Once you have set a budget and chose the best option for you, it’s time to get a loan approval from a lender, either directly with the bank with them or through a broker.
Brokers are able to give you many options to choose from as they aggregate offers from a variety of lenders. Banks will inform you of all the loan offers they have, but usually none outside their institution.
What Do I Need To Request a Loan?
- 6 Months of savings history
- Payslips from an employer with a minimum employment history of 6 Months.
- 5 % Deposit + 5% Stamp duty (example: For a $500,000 property, the funds required will be $25000 + $25000 = $50,000
Important Tips to Remember
1. To be able to borrow the maximum amount, based on your income, try to pay off all short-term debts such as personal loans and credit cards – these reduce your borrowing capacity drastically.
2. Make sure your credit file is clear of any defaults and late or missed payments.
3. Look for and compare the best options for home loans, such the ones with the lowest deposit required and with the best interest rates on offer.
4. Keep all your relevant documents handy, such as payslips, recent bank statements, and IDs.

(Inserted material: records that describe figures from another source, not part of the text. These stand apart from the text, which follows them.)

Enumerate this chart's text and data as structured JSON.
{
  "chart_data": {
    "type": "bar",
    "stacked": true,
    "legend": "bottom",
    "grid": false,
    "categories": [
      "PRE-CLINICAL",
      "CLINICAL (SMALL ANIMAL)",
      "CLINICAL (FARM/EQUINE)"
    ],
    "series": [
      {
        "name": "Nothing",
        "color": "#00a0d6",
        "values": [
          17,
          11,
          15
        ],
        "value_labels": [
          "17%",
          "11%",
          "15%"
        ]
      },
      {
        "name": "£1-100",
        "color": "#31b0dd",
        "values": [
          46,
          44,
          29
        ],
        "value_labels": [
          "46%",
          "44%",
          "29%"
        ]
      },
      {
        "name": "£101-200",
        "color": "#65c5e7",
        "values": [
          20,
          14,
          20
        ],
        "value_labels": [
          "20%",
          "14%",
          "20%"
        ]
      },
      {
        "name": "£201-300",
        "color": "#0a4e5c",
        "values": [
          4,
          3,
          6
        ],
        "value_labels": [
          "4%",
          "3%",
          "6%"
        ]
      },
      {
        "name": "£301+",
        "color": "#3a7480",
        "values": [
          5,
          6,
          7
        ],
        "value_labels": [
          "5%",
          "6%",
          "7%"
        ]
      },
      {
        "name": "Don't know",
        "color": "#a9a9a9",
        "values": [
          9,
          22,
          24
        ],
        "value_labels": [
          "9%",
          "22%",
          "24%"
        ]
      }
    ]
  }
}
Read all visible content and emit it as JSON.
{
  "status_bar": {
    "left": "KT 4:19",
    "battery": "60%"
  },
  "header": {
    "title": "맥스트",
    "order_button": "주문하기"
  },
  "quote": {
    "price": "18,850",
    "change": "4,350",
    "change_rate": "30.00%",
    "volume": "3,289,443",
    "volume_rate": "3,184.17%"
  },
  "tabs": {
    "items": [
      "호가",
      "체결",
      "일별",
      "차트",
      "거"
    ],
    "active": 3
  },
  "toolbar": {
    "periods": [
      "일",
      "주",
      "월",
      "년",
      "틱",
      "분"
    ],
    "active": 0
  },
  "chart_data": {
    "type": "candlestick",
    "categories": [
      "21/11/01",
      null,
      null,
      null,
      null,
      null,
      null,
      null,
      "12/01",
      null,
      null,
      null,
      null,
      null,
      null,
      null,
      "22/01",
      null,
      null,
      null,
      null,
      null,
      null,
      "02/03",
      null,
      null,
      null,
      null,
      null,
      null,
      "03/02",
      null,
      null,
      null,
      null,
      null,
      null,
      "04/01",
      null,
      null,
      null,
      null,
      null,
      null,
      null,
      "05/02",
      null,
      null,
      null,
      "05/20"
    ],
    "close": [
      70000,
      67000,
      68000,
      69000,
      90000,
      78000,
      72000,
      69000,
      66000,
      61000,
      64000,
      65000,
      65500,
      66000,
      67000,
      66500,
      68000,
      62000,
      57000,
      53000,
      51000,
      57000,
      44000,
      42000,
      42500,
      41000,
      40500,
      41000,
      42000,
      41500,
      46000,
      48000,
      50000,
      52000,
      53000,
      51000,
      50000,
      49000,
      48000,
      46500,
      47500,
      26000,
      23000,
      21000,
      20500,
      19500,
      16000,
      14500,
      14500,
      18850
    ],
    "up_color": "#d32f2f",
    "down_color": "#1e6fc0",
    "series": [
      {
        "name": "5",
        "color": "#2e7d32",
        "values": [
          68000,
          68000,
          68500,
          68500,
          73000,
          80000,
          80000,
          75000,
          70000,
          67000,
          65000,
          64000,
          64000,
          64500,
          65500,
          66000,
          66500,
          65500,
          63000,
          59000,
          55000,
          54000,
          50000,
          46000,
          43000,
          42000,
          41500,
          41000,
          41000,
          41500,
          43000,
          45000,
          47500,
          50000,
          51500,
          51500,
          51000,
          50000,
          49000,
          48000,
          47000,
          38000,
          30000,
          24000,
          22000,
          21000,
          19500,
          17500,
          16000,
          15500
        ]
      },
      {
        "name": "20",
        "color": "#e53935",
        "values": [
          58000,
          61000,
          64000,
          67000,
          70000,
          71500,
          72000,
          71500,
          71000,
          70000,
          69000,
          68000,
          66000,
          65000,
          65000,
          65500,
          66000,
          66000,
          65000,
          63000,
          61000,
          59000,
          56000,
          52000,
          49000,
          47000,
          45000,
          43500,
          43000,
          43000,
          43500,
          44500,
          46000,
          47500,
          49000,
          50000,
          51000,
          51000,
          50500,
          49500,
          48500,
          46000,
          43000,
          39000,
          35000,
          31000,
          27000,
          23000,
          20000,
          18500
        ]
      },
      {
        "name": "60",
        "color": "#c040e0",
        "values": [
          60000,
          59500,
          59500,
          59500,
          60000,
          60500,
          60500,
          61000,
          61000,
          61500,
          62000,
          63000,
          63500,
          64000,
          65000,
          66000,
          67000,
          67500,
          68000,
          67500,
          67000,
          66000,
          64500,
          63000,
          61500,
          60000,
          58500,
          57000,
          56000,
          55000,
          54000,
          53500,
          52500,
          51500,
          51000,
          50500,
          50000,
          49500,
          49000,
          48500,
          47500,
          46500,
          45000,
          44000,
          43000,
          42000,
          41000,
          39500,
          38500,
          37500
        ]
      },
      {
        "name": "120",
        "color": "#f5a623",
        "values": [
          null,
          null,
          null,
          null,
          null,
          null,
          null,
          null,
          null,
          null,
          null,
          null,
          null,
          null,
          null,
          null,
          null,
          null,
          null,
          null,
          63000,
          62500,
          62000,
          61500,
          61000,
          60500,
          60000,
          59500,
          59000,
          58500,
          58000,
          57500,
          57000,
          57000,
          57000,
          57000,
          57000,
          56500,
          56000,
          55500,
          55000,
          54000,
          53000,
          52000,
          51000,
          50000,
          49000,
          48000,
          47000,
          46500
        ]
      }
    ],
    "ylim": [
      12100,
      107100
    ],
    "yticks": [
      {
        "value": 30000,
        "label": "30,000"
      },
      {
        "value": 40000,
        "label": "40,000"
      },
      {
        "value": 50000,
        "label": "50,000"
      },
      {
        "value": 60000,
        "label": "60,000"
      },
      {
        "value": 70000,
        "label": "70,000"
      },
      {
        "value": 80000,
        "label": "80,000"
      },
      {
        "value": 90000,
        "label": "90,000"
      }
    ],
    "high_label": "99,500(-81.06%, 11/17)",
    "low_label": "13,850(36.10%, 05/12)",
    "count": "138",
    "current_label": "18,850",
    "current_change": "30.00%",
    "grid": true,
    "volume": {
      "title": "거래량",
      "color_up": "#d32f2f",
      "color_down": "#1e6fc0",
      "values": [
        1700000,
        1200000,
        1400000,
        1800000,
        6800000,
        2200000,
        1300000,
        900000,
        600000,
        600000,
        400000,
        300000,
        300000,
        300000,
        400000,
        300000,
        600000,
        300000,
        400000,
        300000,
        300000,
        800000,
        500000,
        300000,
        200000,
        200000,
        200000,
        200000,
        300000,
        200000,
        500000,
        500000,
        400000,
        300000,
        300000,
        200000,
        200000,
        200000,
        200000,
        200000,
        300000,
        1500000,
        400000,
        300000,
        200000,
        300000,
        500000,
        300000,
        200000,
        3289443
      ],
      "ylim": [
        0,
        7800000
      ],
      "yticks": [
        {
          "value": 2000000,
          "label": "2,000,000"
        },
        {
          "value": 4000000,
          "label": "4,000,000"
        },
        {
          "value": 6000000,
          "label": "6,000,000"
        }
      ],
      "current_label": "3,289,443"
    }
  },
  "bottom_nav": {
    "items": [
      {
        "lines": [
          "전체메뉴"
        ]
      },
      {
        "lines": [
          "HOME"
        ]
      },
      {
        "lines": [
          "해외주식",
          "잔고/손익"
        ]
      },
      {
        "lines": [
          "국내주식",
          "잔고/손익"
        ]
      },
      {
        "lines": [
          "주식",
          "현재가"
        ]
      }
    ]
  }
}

This will save you a lot of time and make processing easier.
5. Before signing any papers, make sure you have understood all aspects of the contracts and documents you are signing.
If anything is unclear, it’s always best to take legal or professional advice.
Remember, Banks Will Look At:
1. Your job stability.
2. Your income stability.
3. Your credit history.
4. Your savings and expenses patterns.
5. Your visa and residential status.